Многие идеи X. Перельмана изложены в книге «Новая риторика. Трактат об
аргументации», написанной в соавторстве с Люси Олбрехт-Тытека (Perelman, Olbrecht-
Tyteca 1958). В этой работе представлена одна из возможных концепций теории
аргументации, описывающей приемы словесного воздействия на аудиторию.
Основными типами аргументов признаются: 1) квазилогические аргументы, 2)
аргументы, базирующиеся на структуре реальности, и 3) аргументы, способствующие
образованию этой структуры.1
Квазилогическими называются аргументы, приближенные к формальным
доказательствам, т. е. аргументы логической или математической природы.
Квазилогический аргумент отличается от формального вывода тем, что он всегда
предполагает «молчаливое согласие» аудитории с неформальными посылками, которые
единственно обеспечивают его применение. Среди квазиаргументов в теории аргументации
выделяются: противопоставление и несовместимость, идентичность, дефиниция, тавтология,
правило взаимности, переходности, включение и разделение.
Рассмотрим, например, аргументацию путем разделения: некоторому выводу о целом
предшествует размышление автора о каждой из частей данного целого. Можно представить
себе ситуацию, когда адвокат стремится доказать суду невиновность обвиняемого в
убийстве. Он последовательно размышляет о том, что его подзащитный действовал не из-за
ревности, не из-за ненависти, не из-за корысти и т. д., т. е. не имел мотива для убийства.
Рассуждения такого рода напоминают деление целого на части: то, что не содержится ни в
одной из частей, не содержится также в разделенном таким образом целом (Безменова 1991:
55).
Аргументы, основанные на структуре реальности, предполагают обращение к
взаимосвязям между элементами действительности. Среди них рассматриваются отношения
последовательности, сосуществования, символической связи, двойной иерархии и т. п. Для
1 См. примечания П. Б. Паршина к работе (Перельман, Олбрехт-Тытека 1987: 445).
данного типа аргументов важно то, что рассматриваемые связи могут не существовать в
реальности. Все определяет внешняя манифестация этих отношений, вера аудитории в
объективность таких структур или «молчаливое согласие» с оратором об их реальности. Так,
примером двойной иерархии может служить рассуждение, согласно которому из
превосходства Бога над людьми делается вывод о превосходстве Божьего правосудия над
человеческим (Перельман, Олбрехт-Тытека 1987: 231).
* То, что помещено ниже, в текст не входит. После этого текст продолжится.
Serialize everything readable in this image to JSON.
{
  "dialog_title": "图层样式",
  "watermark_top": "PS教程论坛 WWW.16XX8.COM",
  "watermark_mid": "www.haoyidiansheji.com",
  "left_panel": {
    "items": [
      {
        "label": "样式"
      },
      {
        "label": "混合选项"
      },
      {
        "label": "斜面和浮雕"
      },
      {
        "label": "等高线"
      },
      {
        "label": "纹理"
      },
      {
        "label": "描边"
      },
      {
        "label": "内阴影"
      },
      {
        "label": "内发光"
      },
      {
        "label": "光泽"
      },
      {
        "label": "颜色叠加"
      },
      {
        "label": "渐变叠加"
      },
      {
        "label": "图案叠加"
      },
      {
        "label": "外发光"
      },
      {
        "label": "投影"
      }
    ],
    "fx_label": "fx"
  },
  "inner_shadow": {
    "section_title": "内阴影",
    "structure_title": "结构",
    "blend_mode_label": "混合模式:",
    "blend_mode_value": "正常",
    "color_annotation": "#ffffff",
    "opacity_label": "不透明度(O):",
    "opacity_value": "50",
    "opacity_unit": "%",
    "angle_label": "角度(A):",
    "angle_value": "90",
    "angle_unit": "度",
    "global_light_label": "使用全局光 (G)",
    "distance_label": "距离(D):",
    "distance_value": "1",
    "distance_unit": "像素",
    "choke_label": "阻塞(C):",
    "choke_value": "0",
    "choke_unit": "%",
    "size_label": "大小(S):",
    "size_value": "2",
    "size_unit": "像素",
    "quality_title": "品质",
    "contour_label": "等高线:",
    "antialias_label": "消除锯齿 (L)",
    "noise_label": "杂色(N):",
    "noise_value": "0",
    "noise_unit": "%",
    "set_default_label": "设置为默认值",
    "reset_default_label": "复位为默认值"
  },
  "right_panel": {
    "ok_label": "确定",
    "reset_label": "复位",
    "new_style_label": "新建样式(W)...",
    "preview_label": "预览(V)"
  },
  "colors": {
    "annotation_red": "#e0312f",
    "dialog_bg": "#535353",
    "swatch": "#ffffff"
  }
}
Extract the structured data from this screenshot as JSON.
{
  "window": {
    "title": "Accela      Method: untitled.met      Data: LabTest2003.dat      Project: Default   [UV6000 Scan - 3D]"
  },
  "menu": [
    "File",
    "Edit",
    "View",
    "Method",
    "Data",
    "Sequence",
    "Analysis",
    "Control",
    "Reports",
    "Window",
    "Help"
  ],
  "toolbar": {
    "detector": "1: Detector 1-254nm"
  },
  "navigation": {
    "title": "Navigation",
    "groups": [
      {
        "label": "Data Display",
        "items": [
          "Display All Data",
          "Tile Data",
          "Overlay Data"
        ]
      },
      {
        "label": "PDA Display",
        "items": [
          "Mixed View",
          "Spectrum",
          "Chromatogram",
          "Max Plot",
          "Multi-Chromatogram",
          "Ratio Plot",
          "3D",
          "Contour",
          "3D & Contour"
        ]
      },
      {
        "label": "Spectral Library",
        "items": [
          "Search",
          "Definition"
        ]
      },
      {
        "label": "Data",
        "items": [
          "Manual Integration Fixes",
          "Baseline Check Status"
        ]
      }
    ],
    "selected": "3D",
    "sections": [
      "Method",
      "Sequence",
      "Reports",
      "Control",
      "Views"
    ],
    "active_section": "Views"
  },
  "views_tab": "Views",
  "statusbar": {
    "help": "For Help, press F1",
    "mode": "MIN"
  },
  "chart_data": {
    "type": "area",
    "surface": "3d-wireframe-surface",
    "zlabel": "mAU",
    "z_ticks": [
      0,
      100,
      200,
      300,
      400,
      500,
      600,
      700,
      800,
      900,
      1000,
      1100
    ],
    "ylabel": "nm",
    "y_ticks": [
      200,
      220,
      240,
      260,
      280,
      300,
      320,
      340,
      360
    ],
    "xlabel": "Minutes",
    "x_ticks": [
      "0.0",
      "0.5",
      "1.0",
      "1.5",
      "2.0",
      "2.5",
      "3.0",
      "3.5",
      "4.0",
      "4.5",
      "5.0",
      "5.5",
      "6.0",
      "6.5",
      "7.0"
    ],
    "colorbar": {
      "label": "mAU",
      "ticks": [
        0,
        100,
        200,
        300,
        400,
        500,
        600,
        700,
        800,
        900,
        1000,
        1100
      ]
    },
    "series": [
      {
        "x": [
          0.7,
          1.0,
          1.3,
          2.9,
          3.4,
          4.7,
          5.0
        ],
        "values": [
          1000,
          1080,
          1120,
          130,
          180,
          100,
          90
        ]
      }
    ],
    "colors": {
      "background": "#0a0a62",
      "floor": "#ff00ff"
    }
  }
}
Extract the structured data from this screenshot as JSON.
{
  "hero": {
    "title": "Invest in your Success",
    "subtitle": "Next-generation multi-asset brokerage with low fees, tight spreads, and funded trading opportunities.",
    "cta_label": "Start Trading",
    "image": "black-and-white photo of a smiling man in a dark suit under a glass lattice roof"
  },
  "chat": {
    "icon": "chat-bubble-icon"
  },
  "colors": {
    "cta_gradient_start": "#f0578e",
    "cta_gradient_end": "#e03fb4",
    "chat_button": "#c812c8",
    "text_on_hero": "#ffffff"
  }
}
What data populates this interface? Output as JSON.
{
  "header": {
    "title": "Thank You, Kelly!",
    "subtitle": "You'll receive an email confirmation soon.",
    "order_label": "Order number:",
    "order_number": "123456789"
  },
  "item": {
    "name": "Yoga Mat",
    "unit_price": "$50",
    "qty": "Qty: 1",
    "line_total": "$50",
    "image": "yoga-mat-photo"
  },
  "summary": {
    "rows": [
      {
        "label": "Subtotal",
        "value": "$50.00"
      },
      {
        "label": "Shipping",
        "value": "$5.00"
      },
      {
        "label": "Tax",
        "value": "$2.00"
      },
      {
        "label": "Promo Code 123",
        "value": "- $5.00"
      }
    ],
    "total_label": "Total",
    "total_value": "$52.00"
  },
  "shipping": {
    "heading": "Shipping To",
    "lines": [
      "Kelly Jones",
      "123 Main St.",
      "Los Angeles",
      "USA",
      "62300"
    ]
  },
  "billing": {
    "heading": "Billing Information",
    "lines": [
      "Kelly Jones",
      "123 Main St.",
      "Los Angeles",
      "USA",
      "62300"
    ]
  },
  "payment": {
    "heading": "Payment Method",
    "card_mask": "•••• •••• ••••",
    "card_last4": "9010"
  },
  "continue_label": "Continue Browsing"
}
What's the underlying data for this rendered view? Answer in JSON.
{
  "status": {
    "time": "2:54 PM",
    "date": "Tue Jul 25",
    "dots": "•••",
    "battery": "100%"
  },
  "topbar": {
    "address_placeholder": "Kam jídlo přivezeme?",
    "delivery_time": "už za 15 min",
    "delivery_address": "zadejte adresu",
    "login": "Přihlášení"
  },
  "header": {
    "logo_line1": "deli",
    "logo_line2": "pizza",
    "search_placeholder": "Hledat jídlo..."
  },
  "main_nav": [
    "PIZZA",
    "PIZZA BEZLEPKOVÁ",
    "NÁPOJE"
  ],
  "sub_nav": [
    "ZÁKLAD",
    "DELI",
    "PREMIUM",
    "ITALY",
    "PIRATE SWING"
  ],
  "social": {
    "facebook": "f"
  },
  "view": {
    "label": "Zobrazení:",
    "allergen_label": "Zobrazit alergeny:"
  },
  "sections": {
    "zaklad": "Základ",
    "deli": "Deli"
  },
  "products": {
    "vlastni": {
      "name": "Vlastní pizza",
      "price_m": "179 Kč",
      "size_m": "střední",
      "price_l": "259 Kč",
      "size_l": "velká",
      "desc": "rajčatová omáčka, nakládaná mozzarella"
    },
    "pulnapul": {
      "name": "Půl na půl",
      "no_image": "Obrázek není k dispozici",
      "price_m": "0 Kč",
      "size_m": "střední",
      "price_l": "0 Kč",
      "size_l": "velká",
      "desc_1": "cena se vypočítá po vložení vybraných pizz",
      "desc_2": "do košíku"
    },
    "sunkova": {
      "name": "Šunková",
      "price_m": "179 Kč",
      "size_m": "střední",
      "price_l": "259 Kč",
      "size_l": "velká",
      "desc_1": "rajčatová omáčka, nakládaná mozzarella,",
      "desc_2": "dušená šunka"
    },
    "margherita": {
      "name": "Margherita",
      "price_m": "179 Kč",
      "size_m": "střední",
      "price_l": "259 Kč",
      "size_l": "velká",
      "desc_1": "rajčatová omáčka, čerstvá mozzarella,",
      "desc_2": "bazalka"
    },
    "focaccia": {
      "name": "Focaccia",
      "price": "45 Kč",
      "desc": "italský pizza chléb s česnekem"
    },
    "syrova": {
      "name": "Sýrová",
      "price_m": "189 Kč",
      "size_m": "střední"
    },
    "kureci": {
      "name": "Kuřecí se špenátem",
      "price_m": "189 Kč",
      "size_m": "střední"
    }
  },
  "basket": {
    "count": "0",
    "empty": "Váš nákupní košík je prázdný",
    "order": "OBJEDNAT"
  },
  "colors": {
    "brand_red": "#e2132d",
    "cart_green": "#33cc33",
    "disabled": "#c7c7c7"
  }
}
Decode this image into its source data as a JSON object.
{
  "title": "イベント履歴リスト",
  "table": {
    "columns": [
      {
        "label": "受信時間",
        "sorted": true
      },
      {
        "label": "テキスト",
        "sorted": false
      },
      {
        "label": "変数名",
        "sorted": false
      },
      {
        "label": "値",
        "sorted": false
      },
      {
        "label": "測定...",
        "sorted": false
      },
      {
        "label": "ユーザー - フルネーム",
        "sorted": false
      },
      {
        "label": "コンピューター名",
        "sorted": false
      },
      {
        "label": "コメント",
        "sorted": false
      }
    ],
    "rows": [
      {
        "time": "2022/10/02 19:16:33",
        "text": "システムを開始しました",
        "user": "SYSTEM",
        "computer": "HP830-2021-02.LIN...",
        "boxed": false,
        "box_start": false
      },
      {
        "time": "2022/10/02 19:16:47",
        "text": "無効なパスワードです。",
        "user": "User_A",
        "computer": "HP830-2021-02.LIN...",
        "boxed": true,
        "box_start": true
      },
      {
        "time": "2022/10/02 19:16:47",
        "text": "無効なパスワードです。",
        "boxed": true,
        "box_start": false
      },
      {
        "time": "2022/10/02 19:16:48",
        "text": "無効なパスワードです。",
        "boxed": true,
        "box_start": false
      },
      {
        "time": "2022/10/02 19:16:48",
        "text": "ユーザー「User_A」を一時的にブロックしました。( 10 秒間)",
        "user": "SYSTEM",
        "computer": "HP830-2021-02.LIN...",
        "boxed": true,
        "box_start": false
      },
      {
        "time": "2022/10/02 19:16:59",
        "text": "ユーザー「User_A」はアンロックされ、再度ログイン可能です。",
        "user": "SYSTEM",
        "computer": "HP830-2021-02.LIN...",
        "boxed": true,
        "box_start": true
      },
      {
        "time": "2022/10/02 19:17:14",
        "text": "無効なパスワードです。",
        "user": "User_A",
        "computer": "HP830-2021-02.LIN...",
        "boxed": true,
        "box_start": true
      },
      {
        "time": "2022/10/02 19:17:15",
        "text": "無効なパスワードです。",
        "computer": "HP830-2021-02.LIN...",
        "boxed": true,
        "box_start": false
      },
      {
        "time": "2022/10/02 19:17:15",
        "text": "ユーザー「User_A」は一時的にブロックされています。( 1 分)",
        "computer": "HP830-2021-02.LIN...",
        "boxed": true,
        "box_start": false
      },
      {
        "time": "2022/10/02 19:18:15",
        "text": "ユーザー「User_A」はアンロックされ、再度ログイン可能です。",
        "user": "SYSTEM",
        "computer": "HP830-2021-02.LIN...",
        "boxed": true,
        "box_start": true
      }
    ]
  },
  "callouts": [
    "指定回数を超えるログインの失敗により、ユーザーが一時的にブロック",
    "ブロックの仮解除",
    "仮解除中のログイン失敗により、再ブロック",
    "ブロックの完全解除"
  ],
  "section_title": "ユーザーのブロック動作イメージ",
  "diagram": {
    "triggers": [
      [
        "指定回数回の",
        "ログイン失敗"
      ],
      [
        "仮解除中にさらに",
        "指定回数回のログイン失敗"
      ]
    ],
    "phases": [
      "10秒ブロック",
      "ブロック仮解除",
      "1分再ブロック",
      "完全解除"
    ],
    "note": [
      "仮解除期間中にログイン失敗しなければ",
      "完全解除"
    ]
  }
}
Аргументы, способствующие «воссозданию» структуры реальности, предполагают
апелляцию к частному случаю. Частный случай может выполнять при этом самые
различные функции: выступая в качестве примера, он делает возможным обобщение, в
качестве иллюстрации — может подкрепить уже установленное правило, в качестве образца
— побудить к подражанию, а в качестве антиобразца — отвратить от определенного
поведения (там же: 207-223).
4. «Основы теории аргументации» А. А. Ивина
Книга «Основы теории аргументации» известного русского философа А. А. Ивина
является первым отечественным учебником по современной теории аргументации. Автор
рассматривает аргументацию не только как особую технику убеждения, но и как
практическое искусство, предполагающее умение автора (оратора) выбрать из
многочисленных приемов убеждения те, которые необходимы в данной конкретной
ситуации (аудитории) при обсуждении конкретной проблемы.
По словам А. А. Ивина, «аргументация представляет собой речевое действие,
включающее систему утверждений, предназначенных для оправдания или опровержения
какого-либо мнения. Она обращена в первую очередь к разуму человека, который способен,
рассудив, принять или опровергнуть это мнение» (Ивин 1997: 7). Таким образом, теория
аргументации исследует многообразные способы убеждения аудитории с помощью речевого
воздействия.
Искусство аргументации включает многие компоненты, но наиболее важным А. А.
Ивин считает умение рассуждать обоснованно, подкреплять выдвигаемые положения убеди-
тельными аргументами (там же). Обосновать некоторое утверждение — значит привести те
убедительные или достаточные основания, в силу которых оно должно быть принято (там
же: 9).
Все многообразные способы обоснования, обеспечивающие достаточные основания
для принятия утверждения, он делит на абсолютные и сравнительные. Абсолютное обосно-
вание предполагает приведение убедительных, или достаточных, оснований, в силу которых
должно быть принято обосновываемое положение. Сравнительное обоснование — система
убедительных доводов в поддержку того, что лучше принять обосновываемое положение,
чем иное, противопоставляемое ему положение (там же: 10).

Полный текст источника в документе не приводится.